DISCLAIMER: all the following are iPhone photos.
After Hoi An we got on our second overnight bus to Ho Chi Mihn city. These buses are crazy. They stop at these places in the middle of the night that made us feel like we'd entered the twilight zone. This bus trip was particularly hard because we passed through some incredible places that we would have definitely stopped in if we had had more time. I was also squeezed into the five-person back row with a Russian family who did not like sharing space with me. But all this was remedied by the fact that the only English language book in the Hoi An hostel was Gallant Match, a romance novel set during the Mexican American War that provided hours of entertainment.
Saigon was immediately incredible. We sat on the roof of our hostel, drank beer, and watched the city at night. We met some nice people, ate some cheap sushi and passed out early. The next day we hit the town hard - from the Reunification Palace to the War Remnants Museum. It was really interesting being in Saigon and getting a feel for the attitude toward Americans/the ways in which the war has affected the South. We decided that now is a great time to be in Vietnam because there are still people to talk to about their experience but at the same time the country is doing so well economically and socially that there is little animosity toward American visitors.
We watched the sunset from a swanky rooftop bar on the second night. It was incredible and I'm bummed I didn't have my camera with me...but here are some iphone shots:
We then had the most incredible pizza ever - its a restaurant owned by two Japanese men who have spent their lives perfecting the art of mozarella. Toni used to live in Italy, I've eaten pizza everywhere - THIS WAS UNREAL. Seriously the best ever. Please tell me if you ever have plans to go to Saigon so I can force this place on you.
We then went dancing to shake off our post-pizza-blues and ended up joining a public Jazzersize class at 6am. Nice.
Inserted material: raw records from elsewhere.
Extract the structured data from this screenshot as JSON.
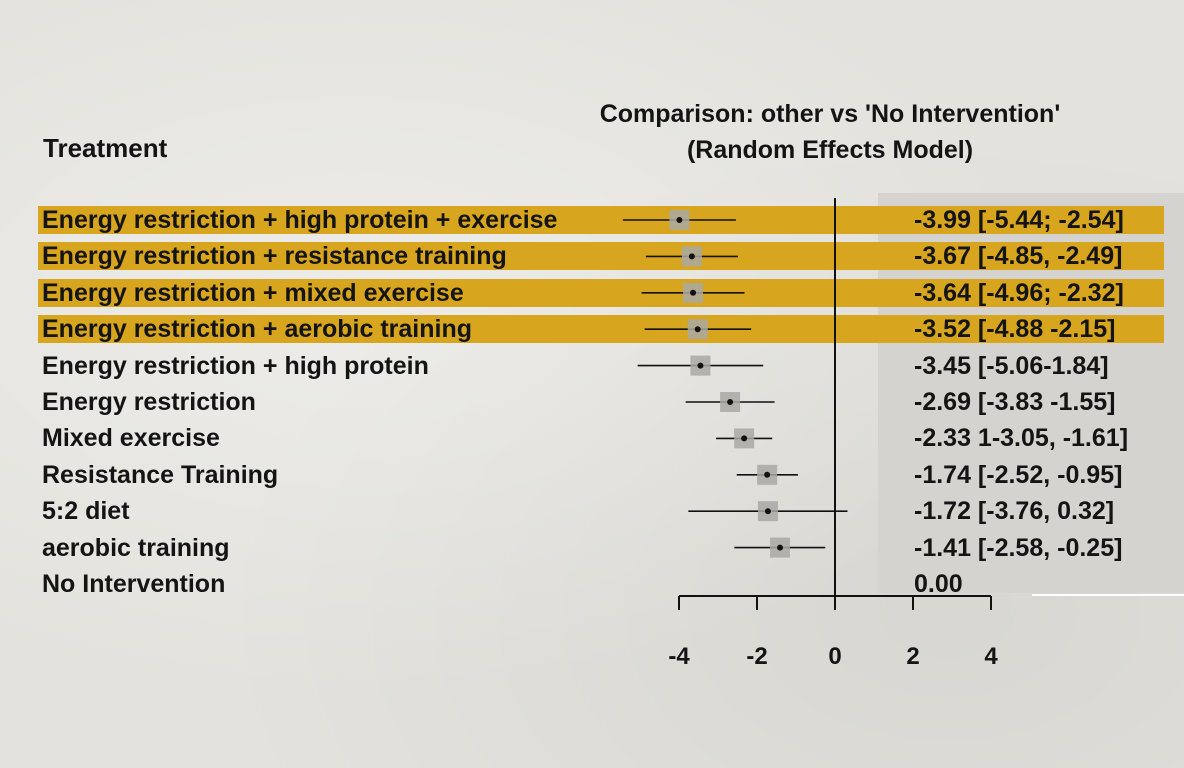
{
  "header": {
    "treatment_label": "Treatment",
    "title_line1": "Comparison: other vs 'No Intervention'",
    "title_line2": "(Random Effects Model)"
  },
  "colors": {
    "highlight": "#d7a51e",
    "marker": "#a9a8a3",
    "line": "#111111"
  },
  "chart_data": {
    "type": "forest",
    "title": "Comparison: other vs 'No Intervention' (Random Effects Model)",
    "xlim": [
      -4,
      4
    ],
    "xticks": [
      "-4",
      "-2",
      "0",
      "2",
      "4"
    ],
    "reference_line": 0,
    "rows": [
      {
        "label": "Energy restriction + high protein + exercise",
        "est": -3.99,
        "lo": -5.44,
        "hi": -2.54,
        "text": "-3.99 [-5.44; -2.54]",
        "highlight": true
      },
      {
        "label": "Energy restriction + resistance training",
        "est": -3.67,
        "lo": -4.85,
        "hi": -2.49,
        "text": "-3.67 [-4.85, -2.49]",
        "highlight": true
      },
      {
        "label": "Energy restriction + mixed exercise",
        "est": -3.64,
        "lo": -4.96,
        "hi": -2.32,
        "text": "-3.64 [-4.96; -2.32]",
        "highlight": true
      },
      {
        "label": "Energy restriction + aerobic training",
        "est": -3.52,
        "lo": -4.88,
        "hi": -2.15,
        "text": "-3.52 [-4.88 -2.15]",
        "highlight": true
      },
      {
        "label": "Energy restriction + high protein",
        "est": -3.45,
        "lo": -5.06,
        "hi": -1.84,
        "text": "-3.45 [-5.06-1.84]",
        "highlight": false
      },
      {
        "label": "Energy restriction",
        "est": -2.69,
        "lo": -3.83,
        "hi": -1.55,
        "text": "-2.69 [-3.83 -1.55]",
        "highlight": false
      },
      {
        "label": "Mixed exercise",
        "est": -2.33,
        "lo": -3.05,
        "hi": -1.61,
        "text": "-2.33 1-3.05, -1.61]",
        "highlight": false
      },
      {
        "label": "Resistance Training",
        "est": -1.74,
        "lo": -2.52,
        "hi": -0.95,
        "text": "-1.74 [-2.52, -0.95]",
        "highlight": false
      },
      {
        "label": "5:2 diet",
        "est": -1.72,
        "lo": -3.76,
        "hi": 0.32,
        "text": "-1.72 [-3.76, 0.32]",
        "highlight": false
      },
      {
        "label": "aerobic training",
        "est": -1.41,
        "lo": -2.58,
        "hi": -0.25,
        "text": "-1.41 [-2.58, -0.25]",
        "highlight": false
      },
      {
        "label": "No Intervention",
        "est": 0,
        "lo": null,
        "hi": null,
        "text": "0.00",
        "highlight": false
      }
    ]
  }
}
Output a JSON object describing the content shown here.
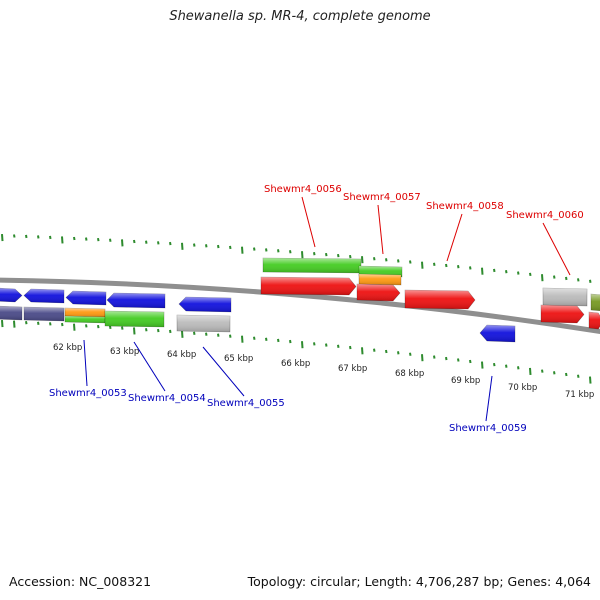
{
  "title": "Shewanella sp. MR-4, complete genome",
  "footer": {
    "accession": "Accession: NC_008321",
    "topology": "Topology: circular; Length: 4,706,287 bp; Genes: 4,064"
  },
  "colors": {
    "background": "#ffffff",
    "backbone": "#8f8f8f",
    "tick": "#2e8b2e",
    "forward_label": "#dd0000",
    "reverse_label": "#0000bb",
    "gene_red": "#ee1111",
    "gene_blue": "#1111dd",
    "gene_green": "#44cc22",
    "gene_orange": "#ff9911",
    "gene_grey": "#bbbbbb",
    "gene_navy": "#4a4a88",
    "gene_olive": "#779922"
  },
  "scale": {
    "unit": "kbp",
    "labels": [
      "62 kbp",
      "63 kbp",
      "64 kbp",
      "65 kbp",
      "66 kbp",
      "67 kbp",
      "68 kbp",
      "69 kbp",
      "70 kbp",
      "71 kbp"
    ]
  },
  "forward_labels": [
    "Shewmr4_0056",
    "Shewmr4_0057",
    "Shewmr4_0058",
    "Shewmr4_0060"
  ],
  "reverse_labels": [
    "Shewmr4_0053",
    "Shewmr4_0054",
    "Shewmr4_0055",
    "Shewmr4_0059"
  ]
}
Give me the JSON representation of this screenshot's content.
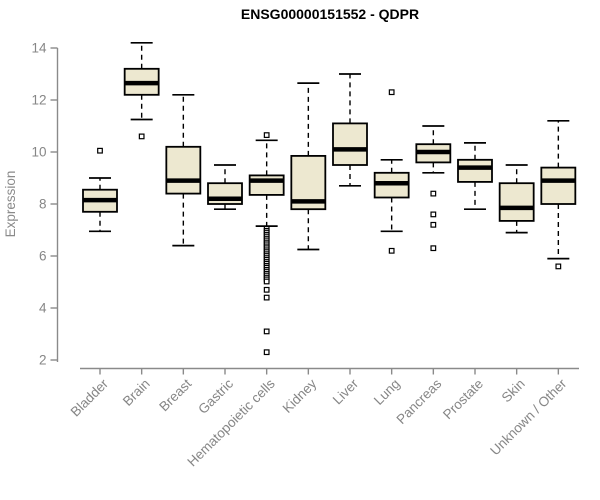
{
  "title": "ENSG00000151552 - QDPR",
  "chart_data": {
    "type": "boxplot",
    "title": "ENSG00000151552 - QDPR",
    "xlabel": "",
    "ylabel": "Expression",
    "ylim": [
      2,
      14
    ],
    "yticks": [
      2,
      4,
      6,
      8,
      10,
      12,
      14
    ],
    "grid": false,
    "legend": false,
    "categories": [
      "Bladder",
      "Brain",
      "Breast",
      "Gastric",
      "Hematopoietic cells",
      "Kidney",
      "Liver",
      "Lung",
      "Pancreas",
      "Prostate",
      "Skin",
      "Unknown / Other"
    ],
    "series": [
      {
        "name": "Bladder",
        "whisker_low": 6.95,
        "q1": 7.7,
        "median": 8.15,
        "q3": 8.55,
        "whisker_high": 9.0,
        "outliers": [
          10.05
        ]
      },
      {
        "name": "Brain",
        "whisker_low": 11.25,
        "q1": 12.2,
        "median": 12.65,
        "q3": 13.2,
        "whisker_high": 14.2,
        "outliers": [
          10.6
        ]
      },
      {
        "name": "Breast",
        "whisker_low": 6.4,
        "q1": 8.4,
        "median": 8.9,
        "q3": 10.2,
        "whisker_high": 12.2,
        "outliers": []
      },
      {
        "name": "Gastric",
        "whisker_low": 7.8,
        "q1": 8.0,
        "median": 8.2,
        "q3": 8.8,
        "whisker_high": 9.5,
        "outliers": []
      },
      {
        "name": "Hematopoietic cells",
        "whisker_low": 7.15,
        "q1": 8.35,
        "median": 8.9,
        "q3": 9.1,
        "whisker_high": 10.45,
        "outliers": [
          10.65,
          7.05,
          6.97,
          6.9,
          6.82,
          6.75,
          6.67,
          6.6,
          6.52,
          6.45,
          6.37,
          6.3,
          6.22,
          6.15,
          6.07,
          6.0,
          5.92,
          5.85,
          5.77,
          5.7,
          5.62,
          5.55,
          5.47,
          5.4,
          5.32,
          5.25,
          5.17,
          5.1,
          5.02,
          4.7,
          4.4,
          3.1,
          2.3
        ]
      },
      {
        "name": "Kidney",
        "whisker_low": 6.25,
        "q1": 7.8,
        "median": 8.1,
        "q3": 9.85,
        "whisker_high": 12.65,
        "outliers": []
      },
      {
        "name": "Liver",
        "whisker_low": 8.7,
        "q1": 9.5,
        "median": 10.1,
        "q3": 11.1,
        "whisker_high": 13.0,
        "outliers": []
      },
      {
        "name": "Lung",
        "whisker_low": 6.95,
        "q1": 8.25,
        "median": 8.8,
        "q3": 9.2,
        "whisker_high": 9.7,
        "outliers": [
          12.3,
          6.2
        ]
      },
      {
        "name": "Pancreas",
        "whisker_low": 9.2,
        "q1": 9.6,
        "median": 10.0,
        "q3": 10.3,
        "whisker_high": 11.0,
        "outliers": [
          8.4,
          7.6,
          7.2,
          6.3
        ]
      },
      {
        "name": "Prostate",
        "whisker_low": 7.8,
        "q1": 8.85,
        "median": 9.4,
        "q3": 9.7,
        "whisker_high": 10.35,
        "outliers": []
      },
      {
        "name": "Skin",
        "whisker_low": 6.9,
        "q1": 7.35,
        "median": 7.85,
        "q3": 8.8,
        "whisker_high": 9.5,
        "outliers": []
      },
      {
        "name": "Unknown / Other",
        "whisker_low": 5.9,
        "q1": 8.0,
        "median": 8.9,
        "q3": 9.4,
        "whisker_high": 11.2,
        "outliers": [
          5.6
        ]
      }
    ],
    "colors": {
      "box_fill": "#EDE8D0",
      "box_border": "#000000",
      "median": "#000000",
      "whisker": "#000000",
      "outlier_fill": "#ffffff",
      "outlier_border": "#000000",
      "axis": "#8a8a8a",
      "tick_label": "#868686",
      "title": "#000000",
      "background": "#ffffff"
    }
  }
}
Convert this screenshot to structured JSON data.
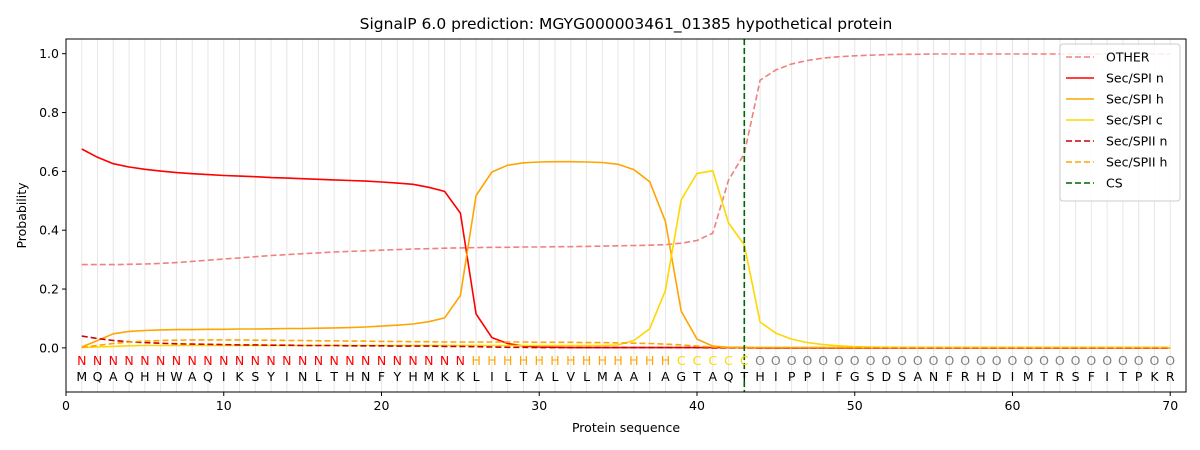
{
  "chart_data": {
    "type": "line",
    "title": "SignalP 6.0 prediction: MGYG000003461_01385 hypothetical protein",
    "xlabel": "Protein sequence",
    "ylabel": "Probability",
    "xlim": [
      0,
      71
    ],
    "ylim": [
      -0.15,
      1.05
    ],
    "x_ticks": [
      0,
      10,
      20,
      30,
      40,
      50,
      60,
      70
    ],
    "y_ticks": [
      0.0,
      0.2,
      0.4,
      0.6,
      0.8,
      1.0
    ],
    "grid": "vertical lines at each residue",
    "legend_position": "top-right",
    "sequence": "MQAQHHWAQIKSYINLTHNFYHMKKLILTALVLMAAIAGTAQTHIPPIFGSDSANFRHDIMTRSFITPKR",
    "labels": "NNNNNNNNNNNNNNNNNNNNNNNNNHHHHHHHHHHHHHCCCCCOOOOOOOOOOOOOOOOOOOOOOOOOOO",
    "label_colors": {
      "N": "#ff0000",
      "H": "#ffa500",
      "C": "#ffd700",
      "O": "#808080"
    },
    "cs_position": 43,
    "series": [
      {
        "name": "OTHER",
        "color": "#f08080",
        "dash": true,
        "values": [
          0.283,
          0.283,
          0.283,
          0.284,
          0.285,
          0.287,
          0.29,
          0.294,
          0.298,
          0.302,
          0.306,
          0.31,
          0.314,
          0.317,
          0.32,
          0.323,
          0.326,
          0.328,
          0.33,
          0.332,
          0.334,
          0.336,
          0.337,
          0.339,
          0.34,
          0.341,
          0.342,
          0.342,
          0.343,
          0.343,
          0.344,
          0.344,
          0.345,
          0.346,
          0.347,
          0.348,
          0.349,
          0.351,
          0.356,
          0.365,
          0.39,
          0.57,
          0.66,
          0.91,
          0.945,
          0.965,
          0.977,
          0.985,
          0.99,
          0.993,
          0.995,
          0.997,
          0.998,
          0.998,
          0.999,
          0.999,
          0.999,
          0.999,
          0.999,
          0.999,
          0.999,
          0.999,
          0.999,
          0.999,
          0.999,
          0.999,
          0.999,
          0.999,
          0.999,
          0.999
        ]
      },
      {
        "name": "Sec/SPI n",
        "color": "#ff0000",
        "dash": false,
        "values": [
          0.676,
          0.648,
          0.626,
          0.615,
          0.607,
          0.601,
          0.596,
          0.592,
          0.589,
          0.586,
          0.584,
          0.582,
          0.579,
          0.577,
          0.575,
          0.573,
          0.571,
          0.569,
          0.567,
          0.564,
          0.56,
          0.556,
          0.546,
          0.532,
          0.458,
          0.115,
          0.035,
          0.015,
          0.006,
          0.003,
          0.002,
          0.001,
          0.001,
          0.001,
          0.001,
          0.001,
          0.001,
          0.001,
          0.001,
          0.001,
          0.001,
          0.001,
          0.001,
          0.0,
          0.0,
          0.0,
          0.0,
          0.0,
          0.0,
          0.0,
          0.0,
          0.0,
          0.0,
          0.0,
          0.0,
          0.0,
          0.0,
          0.0,
          0.0,
          0.0,
          0.0,
          0.0,
          0.0,
          0.0,
          0.0,
          0.0,
          0.0,
          0.0,
          0.0,
          0.0
        ]
      },
      {
        "name": "Sec/SPI h",
        "color": "#ffa500",
        "dash": false,
        "values": [
          0.003,
          0.025,
          0.048,
          0.056,
          0.059,
          0.061,
          0.062,
          0.062,
          0.063,
          0.063,
          0.064,
          0.064,
          0.065,
          0.066,
          0.066,
          0.067,
          0.068,
          0.069,
          0.071,
          0.074,
          0.077,
          0.081,
          0.089,
          0.102,
          0.178,
          0.518,
          0.598,
          0.621,
          0.629,
          0.632,
          0.633,
          0.633,
          0.632,
          0.63,
          0.624,
          0.606,
          0.565,
          0.43,
          0.125,
          0.03,
          0.006,
          0.002,
          0.001,
          0.001,
          0.001,
          0.001,
          0.001,
          0.001,
          0.001,
          0.001,
          0.001,
          0.001,
          0.001,
          0.001,
          0.001,
          0.001,
          0.001,
          0.001,
          0.001,
          0.001,
          0.001,
          0.001,
          0.001,
          0.001,
          0.001,
          0.001,
          0.001,
          0.001,
          0.001,
          0.001
        ]
      },
      {
        "name": "Sec/SPI c",
        "color": "#ffd700",
        "dash": false,
        "values": [
          0.001,
          0.003,
          0.005,
          0.007,
          0.008,
          0.008,
          0.008,
          0.008,
          0.008,
          0.008,
          0.008,
          0.008,
          0.008,
          0.008,
          0.008,
          0.008,
          0.008,
          0.008,
          0.008,
          0.008,
          0.008,
          0.008,
          0.008,
          0.008,
          0.008,
          0.008,
          0.008,
          0.008,
          0.008,
          0.008,
          0.008,
          0.008,
          0.008,
          0.008,
          0.01,
          0.025,
          0.065,
          0.195,
          0.503,
          0.593,
          0.602,
          0.425,
          0.35,
          0.088,
          0.05,
          0.03,
          0.018,
          0.011,
          0.007,
          0.004,
          0.003,
          0.002,
          0.001,
          0.001,
          0.001,
          0.001,
          0.001,
          0.001,
          0.001,
          0.001,
          0.001,
          0.001,
          0.001,
          0.001,
          0.001,
          0.001,
          0.001,
          0.001,
          0.001,
          0.001
        ]
      },
      {
        "name": "Sec/SPII n",
        "color": "#cc0000",
        "dash": true,
        "values": [
          0.04,
          0.032,
          0.025,
          0.021,
          0.018,
          0.016,
          0.014,
          0.013,
          0.012,
          0.011,
          0.01,
          0.01,
          0.009,
          0.009,
          0.008,
          0.008,
          0.008,
          0.007,
          0.007,
          0.007,
          0.006,
          0.006,
          0.006,
          0.005,
          0.005,
          0.004,
          0.003,
          0.002,
          0.002,
          0.001,
          0.001,
          0.001,
          0.001,
          0.001,
          0.001,
          0.001,
          0.001,
          0.001,
          0.001,
          0.001,
          0.0,
          0.0,
          0.0,
          0.0,
          0.0,
          0.0,
          0.0,
          0.0,
          0.0,
          0.0,
          0.0,
          0.0,
          0.0,
          0.0,
          0.0,
          0.0,
          0.0,
          0.0,
          0.0,
          0.0,
          0.0,
          0.0,
          0.0,
          0.0,
          0.0,
          0.0,
          0.0,
          0.0,
          0.0,
          0.0
        ]
      },
      {
        "name": "Sec/SPII h",
        "color": "#ffa500",
        "dash": true,
        "values": [
          0.002,
          0.008,
          0.015,
          0.02,
          0.023,
          0.025,
          0.026,
          0.027,
          0.027,
          0.027,
          0.027,
          0.026,
          0.026,
          0.025,
          0.025,
          0.024,
          0.024,
          0.023,
          0.023,
          0.022,
          0.022,
          0.021,
          0.021,
          0.02,
          0.02,
          0.02,
          0.02,
          0.02,
          0.02,
          0.019,
          0.019,
          0.019,
          0.018,
          0.018,
          0.017,
          0.016,
          0.015,
          0.013,
          0.01,
          0.006,
          0.003,
          0.001,
          0.001,
          0.001,
          0.001,
          0.001,
          0.001,
          0.001,
          0.001,
          0.001,
          0.001,
          0.001,
          0.001,
          0.001,
          0.001,
          0.001,
          0.001,
          0.001,
          0.001,
          0.001,
          0.001,
          0.001,
          0.001,
          0.001,
          0.001,
          0.001,
          0.001,
          0.001,
          0.001,
          0.001
        ]
      }
    ],
    "cs_legend": {
      "name": "CS",
      "color": "#006400",
      "dash": true
    }
  }
}
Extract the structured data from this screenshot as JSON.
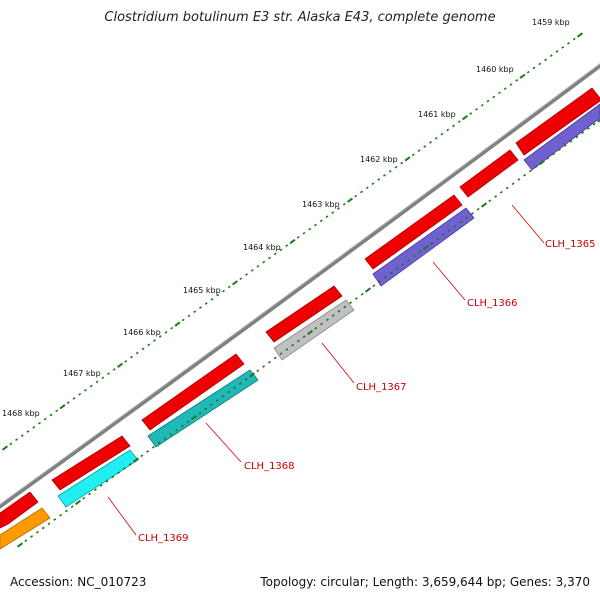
{
  "header": {
    "title": "Clostridium botulinum E3 str. Alaska E43, complete genome"
  },
  "footer": {
    "accession": "Accession: NC_010723",
    "summary": "Topology: circular; Length: 3,659,644 bp; Genes: 3,370"
  },
  "ruler": {
    "ticks": [
      "1459 kbp",
      "1460 kbp",
      "1461 kbp",
      "1462 kbp",
      "1463 kbp",
      "1464 kbp",
      "1465 kbp",
      "1466 kbp",
      "1467 kbp",
      "1468 kbp"
    ]
  },
  "genes": [
    {
      "label": "CLH_1365"
    },
    {
      "label": "CLH_1366"
    },
    {
      "label": "CLH_1367"
    },
    {
      "label": "CLH_1368"
    },
    {
      "label": "CLH_1369"
    }
  ],
  "colors": {
    "backbone": "#808080",
    "cds": "#ee0000",
    "cds_edge": "#aa0000",
    "tick": "#1a7a1a",
    "label_line": "#dd0000",
    "gene_1365": "#7060d0",
    "gene_1366": "#7060d0",
    "gene_1367": "#c0c0c0",
    "gene_1368": "#20b8b8",
    "gene_1369": "#20eef0",
    "gene_extra": "#ff9900"
  }
}
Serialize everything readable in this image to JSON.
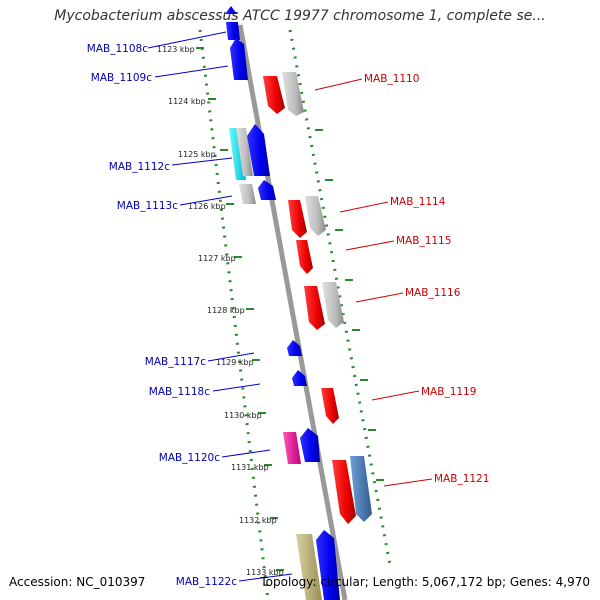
{
  "title": "Mycobacterium abscessus ATCC 19977 chromosome 1, complete se...",
  "footer": {
    "accession": "Accession: NC_010397",
    "summary": "Topology: circular; Length: 5,067,172 bp; Genes: 4,970"
  },
  "colors": {
    "reverse_strand_label": "#0000b0",
    "forward_strand_label": "#cc0000",
    "backbone": "#888888",
    "tick": "#2a8a2a"
  },
  "ticks": [
    "1123 kbp",
    "1124 kbp",
    "1125 kbp",
    "1126 kbp",
    "1127 kbp",
    "1128 kbp",
    "1129 kbp",
    "1130 kbp",
    "1131 kbp",
    "1132 kbp",
    "1133 kbp"
  ],
  "genes_reverse": [
    "MAB_1108c",
    "MAB_1109c",
    "MAB_1112c",
    "MAB_1113c",
    "MAB_1117c",
    "MAB_1118c",
    "MAB_1120c",
    "MAB_1122c"
  ],
  "genes_forward": [
    "MAB_1110",
    "MAB_1114",
    "MAB_1115",
    "MAB_1116",
    "MAB_1119",
    "MAB_1121"
  ]
}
The next day we toured the Cu Chi Tunnels (where the VietKong lived and conducted guerrilla warfare). It was eerie... and not only because we watched a video venerating the "number one American hunters". Here are pictures of us looking like Gollum:
I loved Saigon more than I can say. We had about 100 people tell us that we were going to get brutally assaulted by motorbike muggers with knives who slash your purses off of your shoulders, so I never took my camera out with me. In retrospect, I would have probably been fine. Guess I'm going to have to go back to get some real non-iphone shots of the city.
Well while we were disappointed to leave Saigon, we were also STOKED to get to Cambodia. Phenom Pehn here we come.